Multiplying integer by rational without intermediate overflow

Question

I have a struct representing a nonnegative rational number p/q:

struct rational {
    uint64_t p;
    uint64_t q; // invariant: always > 0
};

I would like to multiply my rational by a uint64 n and get an integer result, rounded down. That is, I would like to calculate:

uint64_t m = (n * r.p)/r.q;

while avoiding intermediate overflow in n * r.p. (Of course the final result may overflow, which is acceptable.)

How can I do this? Is there a way to do it without a high-multiply?

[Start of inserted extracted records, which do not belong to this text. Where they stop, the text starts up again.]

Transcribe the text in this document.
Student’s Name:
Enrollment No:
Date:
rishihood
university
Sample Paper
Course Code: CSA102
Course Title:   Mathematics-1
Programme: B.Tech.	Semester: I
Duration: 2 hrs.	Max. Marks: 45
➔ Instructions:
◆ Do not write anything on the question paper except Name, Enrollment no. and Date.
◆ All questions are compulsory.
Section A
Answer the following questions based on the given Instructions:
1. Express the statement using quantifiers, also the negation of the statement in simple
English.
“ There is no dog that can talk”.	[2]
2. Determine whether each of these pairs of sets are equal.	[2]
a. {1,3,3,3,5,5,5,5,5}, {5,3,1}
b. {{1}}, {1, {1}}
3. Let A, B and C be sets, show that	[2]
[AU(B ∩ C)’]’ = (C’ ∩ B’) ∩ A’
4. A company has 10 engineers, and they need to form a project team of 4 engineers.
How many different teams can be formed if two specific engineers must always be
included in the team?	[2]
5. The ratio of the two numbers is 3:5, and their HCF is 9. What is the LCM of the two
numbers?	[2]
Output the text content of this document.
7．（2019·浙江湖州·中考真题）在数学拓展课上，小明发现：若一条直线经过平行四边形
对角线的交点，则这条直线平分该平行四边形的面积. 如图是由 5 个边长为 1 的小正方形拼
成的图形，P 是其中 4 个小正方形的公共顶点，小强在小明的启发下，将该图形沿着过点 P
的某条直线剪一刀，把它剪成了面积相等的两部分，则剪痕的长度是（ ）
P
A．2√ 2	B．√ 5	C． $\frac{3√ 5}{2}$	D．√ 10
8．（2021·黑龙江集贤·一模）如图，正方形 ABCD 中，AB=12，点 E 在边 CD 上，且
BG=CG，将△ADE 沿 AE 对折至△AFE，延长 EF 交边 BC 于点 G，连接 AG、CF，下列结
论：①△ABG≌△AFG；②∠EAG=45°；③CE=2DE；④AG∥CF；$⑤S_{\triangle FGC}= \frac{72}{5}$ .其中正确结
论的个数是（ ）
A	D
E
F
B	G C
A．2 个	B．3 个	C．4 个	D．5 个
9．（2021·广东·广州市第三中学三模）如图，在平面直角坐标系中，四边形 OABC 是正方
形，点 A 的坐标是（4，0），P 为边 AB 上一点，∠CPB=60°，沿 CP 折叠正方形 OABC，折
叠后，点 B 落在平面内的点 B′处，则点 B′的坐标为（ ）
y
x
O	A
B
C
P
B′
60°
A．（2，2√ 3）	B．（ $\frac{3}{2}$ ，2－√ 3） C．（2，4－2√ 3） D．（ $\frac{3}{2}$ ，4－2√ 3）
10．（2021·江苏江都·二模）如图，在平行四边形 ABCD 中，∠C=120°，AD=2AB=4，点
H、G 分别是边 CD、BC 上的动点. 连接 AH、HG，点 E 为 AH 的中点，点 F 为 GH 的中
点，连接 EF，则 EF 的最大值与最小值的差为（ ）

(I looked at boost::rational but it does not appear to provide this feature.)

Answer 1

Either 128-bits and you might use Karatsuba multiplication there; or you might use the Chinese Remainder Theorem to represent (n * r.p) mod p1 and also mod p2. The second might be slower.

Answer 2

You can use peasant multiplication:

// requires 0 < c < 2^63
// returns (a * b) / c.
uint64_t multDiv(uint64_t a, uint64_t b, uint64_t c) {
  uint64_t rem = 0;
  uint64_t res = (a / c) * b;
  a = a % c;
  // invariant: a_orig * b_orig = (res * c + rem) + a * b
  // a < c, rem < c.
  while (b != 0) {
    if (b & 1) {
      rem += a;
      if (rem >= c) {
        rem -= c;
        res++;
      }
    }
    b /= 2;
    a *= 2;
    if (a >= c) {
      a -= c;
      res += b;
    }
  }
  return res;
}